August 18, 2010

Shuttleworth: Oracle's Java Lawsuit 'An Extremely Unsophisticated Move'

Image representing Oracle Corporation as depic...Image via CrunchBaseJava (programming language)Image via WikipediaBy

Sean Michael Kerner



Last week's move by Oracle to sue Google over Java use in the Android open source mobile operating system, may well end up having an impact that effects far more that just Android. And that has some key stakeholders in the open source community concerned.

Mark Shuttleworth, founder of Ubuntu Linux, is among those in the community who don't see a positive outcome from Oracle's lawsuit, which was based around claims of Linux-based Android wrongfully treading on Oracle's patented Java code and copyrights.

"It's an extremely unsophisticated move by someone at Oracle to launch a patent-based lawsuit, and it's clearly going to be a significant setback for their relationship with the broader open source community, which is a significant part of many of their products," Shuttleworth told InternetNews.com.
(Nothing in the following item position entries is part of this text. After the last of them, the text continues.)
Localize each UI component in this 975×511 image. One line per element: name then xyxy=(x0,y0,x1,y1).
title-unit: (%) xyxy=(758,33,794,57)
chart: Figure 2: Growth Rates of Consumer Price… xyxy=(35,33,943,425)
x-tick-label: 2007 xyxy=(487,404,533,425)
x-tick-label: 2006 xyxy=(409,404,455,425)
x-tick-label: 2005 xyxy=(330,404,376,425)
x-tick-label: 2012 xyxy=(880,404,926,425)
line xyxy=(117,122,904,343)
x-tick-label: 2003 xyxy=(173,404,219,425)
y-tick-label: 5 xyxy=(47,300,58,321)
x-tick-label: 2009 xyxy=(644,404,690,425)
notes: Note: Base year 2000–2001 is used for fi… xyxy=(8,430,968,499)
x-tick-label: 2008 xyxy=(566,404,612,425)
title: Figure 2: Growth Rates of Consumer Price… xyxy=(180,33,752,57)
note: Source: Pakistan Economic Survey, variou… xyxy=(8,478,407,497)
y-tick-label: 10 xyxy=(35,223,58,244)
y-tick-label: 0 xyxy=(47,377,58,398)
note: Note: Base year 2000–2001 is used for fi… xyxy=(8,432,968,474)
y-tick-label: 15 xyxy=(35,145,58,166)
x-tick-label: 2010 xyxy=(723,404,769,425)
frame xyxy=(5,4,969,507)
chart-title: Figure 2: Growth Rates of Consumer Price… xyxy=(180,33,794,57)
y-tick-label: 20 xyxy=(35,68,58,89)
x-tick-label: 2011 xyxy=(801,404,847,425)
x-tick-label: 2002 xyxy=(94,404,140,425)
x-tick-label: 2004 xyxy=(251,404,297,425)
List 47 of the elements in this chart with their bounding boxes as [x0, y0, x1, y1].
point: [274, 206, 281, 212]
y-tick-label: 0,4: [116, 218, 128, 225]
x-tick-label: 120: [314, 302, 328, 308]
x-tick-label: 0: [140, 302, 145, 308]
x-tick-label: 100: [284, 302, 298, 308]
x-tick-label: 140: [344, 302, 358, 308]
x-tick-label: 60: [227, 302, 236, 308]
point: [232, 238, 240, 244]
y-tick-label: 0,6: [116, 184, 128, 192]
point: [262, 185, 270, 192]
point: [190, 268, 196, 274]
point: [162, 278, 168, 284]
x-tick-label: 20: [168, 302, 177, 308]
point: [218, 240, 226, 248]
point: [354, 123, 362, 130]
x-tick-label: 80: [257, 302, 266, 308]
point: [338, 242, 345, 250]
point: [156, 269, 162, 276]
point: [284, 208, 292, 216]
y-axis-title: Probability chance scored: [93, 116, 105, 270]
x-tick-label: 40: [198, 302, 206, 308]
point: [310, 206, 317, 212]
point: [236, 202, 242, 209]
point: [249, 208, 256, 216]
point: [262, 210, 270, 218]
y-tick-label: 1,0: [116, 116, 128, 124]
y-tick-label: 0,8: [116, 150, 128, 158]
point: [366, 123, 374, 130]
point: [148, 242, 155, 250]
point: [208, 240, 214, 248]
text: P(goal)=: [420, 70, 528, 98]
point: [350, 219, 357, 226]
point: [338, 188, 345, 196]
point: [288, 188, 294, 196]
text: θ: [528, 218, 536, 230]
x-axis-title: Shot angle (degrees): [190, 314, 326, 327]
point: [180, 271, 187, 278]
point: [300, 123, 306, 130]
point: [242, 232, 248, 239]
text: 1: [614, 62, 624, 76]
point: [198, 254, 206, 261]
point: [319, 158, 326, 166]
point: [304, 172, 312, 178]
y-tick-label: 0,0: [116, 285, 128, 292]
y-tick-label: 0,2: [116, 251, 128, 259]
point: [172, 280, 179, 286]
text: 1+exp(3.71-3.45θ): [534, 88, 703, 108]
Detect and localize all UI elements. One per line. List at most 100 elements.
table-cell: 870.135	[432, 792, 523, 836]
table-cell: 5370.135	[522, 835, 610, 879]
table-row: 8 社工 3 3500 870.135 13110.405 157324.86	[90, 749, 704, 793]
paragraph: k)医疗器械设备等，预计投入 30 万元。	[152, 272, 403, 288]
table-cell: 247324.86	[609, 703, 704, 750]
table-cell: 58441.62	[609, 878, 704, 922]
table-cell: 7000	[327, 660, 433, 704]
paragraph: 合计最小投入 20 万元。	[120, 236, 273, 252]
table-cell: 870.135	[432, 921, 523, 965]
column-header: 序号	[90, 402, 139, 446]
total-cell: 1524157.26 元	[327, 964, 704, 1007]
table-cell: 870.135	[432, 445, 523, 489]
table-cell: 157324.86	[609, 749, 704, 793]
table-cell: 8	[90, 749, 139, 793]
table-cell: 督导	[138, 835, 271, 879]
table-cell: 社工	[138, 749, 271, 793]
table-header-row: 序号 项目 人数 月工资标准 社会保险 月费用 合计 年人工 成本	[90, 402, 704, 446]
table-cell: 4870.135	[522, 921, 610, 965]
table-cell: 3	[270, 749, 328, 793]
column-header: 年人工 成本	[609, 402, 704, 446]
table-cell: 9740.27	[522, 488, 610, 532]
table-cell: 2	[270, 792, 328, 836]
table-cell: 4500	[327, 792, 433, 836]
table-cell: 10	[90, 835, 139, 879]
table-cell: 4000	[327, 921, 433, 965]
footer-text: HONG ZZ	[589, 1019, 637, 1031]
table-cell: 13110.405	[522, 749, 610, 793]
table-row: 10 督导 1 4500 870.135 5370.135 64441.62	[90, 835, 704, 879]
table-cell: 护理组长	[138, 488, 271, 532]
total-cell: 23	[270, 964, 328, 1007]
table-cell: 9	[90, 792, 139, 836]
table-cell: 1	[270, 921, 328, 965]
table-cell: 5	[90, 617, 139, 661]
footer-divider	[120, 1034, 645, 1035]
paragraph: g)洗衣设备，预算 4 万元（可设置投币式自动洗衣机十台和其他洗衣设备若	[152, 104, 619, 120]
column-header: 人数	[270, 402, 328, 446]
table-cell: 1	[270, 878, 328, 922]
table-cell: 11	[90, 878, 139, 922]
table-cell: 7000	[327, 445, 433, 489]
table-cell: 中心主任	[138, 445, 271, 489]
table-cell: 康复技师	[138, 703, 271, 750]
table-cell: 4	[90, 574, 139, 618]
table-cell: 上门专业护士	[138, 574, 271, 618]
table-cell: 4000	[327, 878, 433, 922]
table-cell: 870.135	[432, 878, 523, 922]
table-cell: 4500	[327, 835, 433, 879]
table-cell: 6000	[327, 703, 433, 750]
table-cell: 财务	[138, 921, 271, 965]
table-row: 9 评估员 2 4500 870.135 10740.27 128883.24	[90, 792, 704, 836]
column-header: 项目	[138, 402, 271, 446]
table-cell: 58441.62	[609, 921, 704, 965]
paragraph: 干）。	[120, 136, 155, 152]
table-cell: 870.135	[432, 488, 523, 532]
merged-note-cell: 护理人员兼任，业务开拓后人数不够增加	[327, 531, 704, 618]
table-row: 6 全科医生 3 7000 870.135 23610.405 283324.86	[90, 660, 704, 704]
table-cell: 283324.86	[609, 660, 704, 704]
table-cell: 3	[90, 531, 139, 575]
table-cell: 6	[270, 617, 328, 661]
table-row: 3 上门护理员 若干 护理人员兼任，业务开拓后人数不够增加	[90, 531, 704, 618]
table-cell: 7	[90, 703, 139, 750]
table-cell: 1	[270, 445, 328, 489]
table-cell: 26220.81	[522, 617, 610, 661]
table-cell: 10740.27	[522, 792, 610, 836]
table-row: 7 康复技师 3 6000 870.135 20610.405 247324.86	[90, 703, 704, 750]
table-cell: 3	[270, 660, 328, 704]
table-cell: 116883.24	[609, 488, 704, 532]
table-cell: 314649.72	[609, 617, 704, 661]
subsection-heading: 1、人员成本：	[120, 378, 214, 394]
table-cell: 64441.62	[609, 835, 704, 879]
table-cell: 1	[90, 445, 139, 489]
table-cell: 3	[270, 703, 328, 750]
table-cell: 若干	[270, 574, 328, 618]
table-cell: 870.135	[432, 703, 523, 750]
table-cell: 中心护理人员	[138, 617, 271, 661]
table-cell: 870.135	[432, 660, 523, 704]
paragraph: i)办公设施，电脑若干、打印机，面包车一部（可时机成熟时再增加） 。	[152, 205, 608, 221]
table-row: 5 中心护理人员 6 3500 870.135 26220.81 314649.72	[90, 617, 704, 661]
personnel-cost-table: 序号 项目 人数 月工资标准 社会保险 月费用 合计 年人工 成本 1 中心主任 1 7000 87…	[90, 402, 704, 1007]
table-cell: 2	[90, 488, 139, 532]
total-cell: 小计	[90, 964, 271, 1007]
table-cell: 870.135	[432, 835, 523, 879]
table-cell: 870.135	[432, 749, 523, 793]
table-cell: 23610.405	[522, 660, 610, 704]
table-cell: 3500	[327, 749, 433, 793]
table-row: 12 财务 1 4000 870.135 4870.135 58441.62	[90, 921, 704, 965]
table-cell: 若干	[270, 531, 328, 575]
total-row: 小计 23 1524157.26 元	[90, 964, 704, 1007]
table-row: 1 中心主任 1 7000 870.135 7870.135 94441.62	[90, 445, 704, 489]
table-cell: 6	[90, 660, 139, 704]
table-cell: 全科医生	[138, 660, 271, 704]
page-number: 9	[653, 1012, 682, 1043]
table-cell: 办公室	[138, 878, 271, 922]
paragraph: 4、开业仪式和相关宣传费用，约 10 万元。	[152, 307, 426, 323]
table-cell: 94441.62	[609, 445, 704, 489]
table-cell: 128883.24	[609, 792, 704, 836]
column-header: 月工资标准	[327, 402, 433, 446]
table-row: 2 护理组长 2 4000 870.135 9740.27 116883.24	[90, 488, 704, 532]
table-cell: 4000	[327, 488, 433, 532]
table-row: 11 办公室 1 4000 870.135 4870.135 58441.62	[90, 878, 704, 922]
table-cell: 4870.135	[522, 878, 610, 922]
Ubuntu is no stranger to working with Sun Microsystems -- original owner of the patents in question -- prior to Sun's acquisition by Oracle. Back in 2006, Canonical, the lead commercial sponsor of Ubuntu, first gained certification for Ubuntu Linux on Sun hardware. The effort was further expanded in 2007 with Sun Java technologies made directly available to Ubuntu Linux users.

"This will complicate the relationships Oracle has with a very important audience, which is the broader open source community," Shuttleworth said. "It will significantly undermine their efforts to establish many of their major products like Java, Solaris and Oracle Unbreakable Linux, and in due course, I'll imagine that they'll quietly wish they hadn't taken this approach."

"I certainly respect their right to take whatever approach they want to take with what they consider to be their property, but I cannot see any way in which this ultimately ends in a constructive outcome for them," he added.

Shuttleworth, like many open source advocates, is critical of software patents in general, which he said aren't a winning strategy for major software vendors.

"Big, traditional software companies have been looking for ways of protecting their franchises and many have waved patents around as a way of entrenching their margins," Shuttleworth said. "But it isn't working out that way."

That open source community leaders like Shuttleworth have long argued against software patents isn't surprising, considering the fights that flare up frequently between the open source and proprietary worlds around intellectual property. For instance, there's the looming specter of Microsoft, which in 2007 claimed that Linux infringed on hundreds of patents, and which hasn't been afraid to use that position to encourage open source users to pay for licenses. Last year, Microsoft inked a number of Linux users to licensing agreements, and sued GPS vendor TomTom over open source patent issues -- a spat that ended in a settlement and another licensing deal for Microsoft.

Last week, Eben Moglen, director-counsel and chairman at the Software Freedom Law Center (SFLC), told attendees at the LinuxCon conference that he sees patent threats against open source companies on a regular basis, and that the patent crisis facing open source is not going away anytime soon.

But Shuttleworth's view is that eventually big software companies will wake up to the reality that patents actually don't help them.

"I think that large software companies are simply going to find that patents and patent-based thinking keeps them locked in the past," Shuttleworth said. "Fundamentally, the biggest software organizations are the biggest losers from software patents-based litigation."